Some criminals have started to focus on the Value Added Tax in Europe to defraud European governments of millions of Euros.
These transactions involve more than two companies and several seemingly unrelated people. The notion is to subvert traditional fraud detection measures, which are based in statistical databases.
So what would be better at detecting a new kind of fraud? A new kind of database like the graph database employed by FlockData.
It is possible to find evidence of the collusion indicative of fraud with traditional database setups. But only if you know exactly where to look. Fraud is really a relationship-based crime, where the damning evidence will be found in the connections among people, corporations, and their transactions. This is the kind of thing for which graph databases were built.

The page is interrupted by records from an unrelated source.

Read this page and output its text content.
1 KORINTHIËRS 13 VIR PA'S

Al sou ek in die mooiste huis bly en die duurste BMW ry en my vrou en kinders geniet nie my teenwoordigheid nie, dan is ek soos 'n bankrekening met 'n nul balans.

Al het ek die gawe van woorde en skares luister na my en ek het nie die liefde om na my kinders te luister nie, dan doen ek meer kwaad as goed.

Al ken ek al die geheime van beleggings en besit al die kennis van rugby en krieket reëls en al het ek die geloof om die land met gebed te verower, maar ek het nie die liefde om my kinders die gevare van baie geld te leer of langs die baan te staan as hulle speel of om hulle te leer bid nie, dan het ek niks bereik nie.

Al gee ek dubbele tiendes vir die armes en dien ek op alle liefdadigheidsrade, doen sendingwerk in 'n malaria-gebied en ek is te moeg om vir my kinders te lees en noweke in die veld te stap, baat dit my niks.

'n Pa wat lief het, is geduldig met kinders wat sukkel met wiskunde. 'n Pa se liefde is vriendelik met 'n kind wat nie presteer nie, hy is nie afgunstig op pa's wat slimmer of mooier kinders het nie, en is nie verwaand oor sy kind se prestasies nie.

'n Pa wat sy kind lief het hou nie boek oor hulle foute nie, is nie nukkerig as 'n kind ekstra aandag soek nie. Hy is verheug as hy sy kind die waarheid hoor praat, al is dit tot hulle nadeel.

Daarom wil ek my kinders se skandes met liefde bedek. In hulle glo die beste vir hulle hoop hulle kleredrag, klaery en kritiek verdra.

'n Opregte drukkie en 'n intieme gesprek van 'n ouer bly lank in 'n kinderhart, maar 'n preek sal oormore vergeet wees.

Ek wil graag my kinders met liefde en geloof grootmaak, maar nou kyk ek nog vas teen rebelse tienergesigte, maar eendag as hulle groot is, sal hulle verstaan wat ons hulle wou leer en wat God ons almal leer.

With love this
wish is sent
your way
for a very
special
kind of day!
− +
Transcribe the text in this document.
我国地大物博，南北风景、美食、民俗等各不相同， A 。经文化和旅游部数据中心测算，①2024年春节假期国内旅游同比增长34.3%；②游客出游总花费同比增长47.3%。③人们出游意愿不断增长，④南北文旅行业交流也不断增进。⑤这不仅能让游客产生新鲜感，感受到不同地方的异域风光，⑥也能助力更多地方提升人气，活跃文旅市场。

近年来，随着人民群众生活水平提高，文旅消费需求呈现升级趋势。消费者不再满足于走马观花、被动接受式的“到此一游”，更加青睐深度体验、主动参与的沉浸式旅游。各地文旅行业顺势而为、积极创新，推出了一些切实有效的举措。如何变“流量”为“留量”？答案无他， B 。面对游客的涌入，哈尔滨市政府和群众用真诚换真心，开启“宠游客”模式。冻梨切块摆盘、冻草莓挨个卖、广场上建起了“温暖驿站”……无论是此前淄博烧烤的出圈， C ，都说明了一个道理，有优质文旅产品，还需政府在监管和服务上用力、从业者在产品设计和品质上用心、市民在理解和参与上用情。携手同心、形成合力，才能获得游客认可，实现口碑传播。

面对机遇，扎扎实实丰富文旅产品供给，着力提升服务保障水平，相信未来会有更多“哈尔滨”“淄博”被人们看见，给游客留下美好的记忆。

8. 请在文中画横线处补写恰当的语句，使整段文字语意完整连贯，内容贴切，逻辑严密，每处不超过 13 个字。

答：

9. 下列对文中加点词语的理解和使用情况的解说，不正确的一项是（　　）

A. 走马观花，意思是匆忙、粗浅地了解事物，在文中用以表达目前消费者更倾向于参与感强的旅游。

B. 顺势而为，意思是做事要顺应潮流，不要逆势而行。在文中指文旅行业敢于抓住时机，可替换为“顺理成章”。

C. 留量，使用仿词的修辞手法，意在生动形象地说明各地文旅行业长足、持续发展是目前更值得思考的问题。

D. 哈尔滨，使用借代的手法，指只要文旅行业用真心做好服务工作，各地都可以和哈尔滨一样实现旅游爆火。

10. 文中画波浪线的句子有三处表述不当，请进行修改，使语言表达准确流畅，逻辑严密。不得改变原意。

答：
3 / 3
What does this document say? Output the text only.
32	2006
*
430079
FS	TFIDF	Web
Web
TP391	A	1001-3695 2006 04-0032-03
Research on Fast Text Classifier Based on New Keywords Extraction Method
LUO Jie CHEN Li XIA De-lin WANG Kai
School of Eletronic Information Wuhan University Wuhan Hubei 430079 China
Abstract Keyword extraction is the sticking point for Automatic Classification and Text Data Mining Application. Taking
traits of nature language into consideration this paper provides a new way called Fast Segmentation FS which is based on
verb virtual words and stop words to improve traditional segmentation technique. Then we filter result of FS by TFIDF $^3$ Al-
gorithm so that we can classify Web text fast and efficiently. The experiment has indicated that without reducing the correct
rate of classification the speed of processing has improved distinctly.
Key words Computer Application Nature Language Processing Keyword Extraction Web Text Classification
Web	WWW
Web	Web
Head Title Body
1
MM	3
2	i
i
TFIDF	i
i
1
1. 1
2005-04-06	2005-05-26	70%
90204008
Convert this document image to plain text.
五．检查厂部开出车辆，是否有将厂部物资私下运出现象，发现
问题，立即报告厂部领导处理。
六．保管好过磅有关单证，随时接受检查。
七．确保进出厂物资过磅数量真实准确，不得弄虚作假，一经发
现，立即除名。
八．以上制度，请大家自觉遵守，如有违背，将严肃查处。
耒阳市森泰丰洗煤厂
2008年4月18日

Linkurious, a graph database visualization partner of FlockData, laid out a detailed outline describing how to use graph technology and visualizations to identify potential cases of fraud.
What differentiates the graph database from classical methods of fraud detection is the ability to analyze across various data sources and profiles.
Of course, it still takes a skilled data analyst experienced with fraud data to discern real suspicious threats from cases that are just incidentally suspicious. The Linkurious visualizations go a long way in helping the data analyst do that.
Per Linkurious, “We need humans to analyse the information before decisions are made. Graph visualization solutions like Linkurious help data analysis experts investigate suspicious cases: they can decide whether a case is not suspicious or further investigate the real cases.”
The use case explained here that uncovered VAT fraud utilized Linkurious visualizations atop the Neo4j graph database, the exact setup we at FlockData use.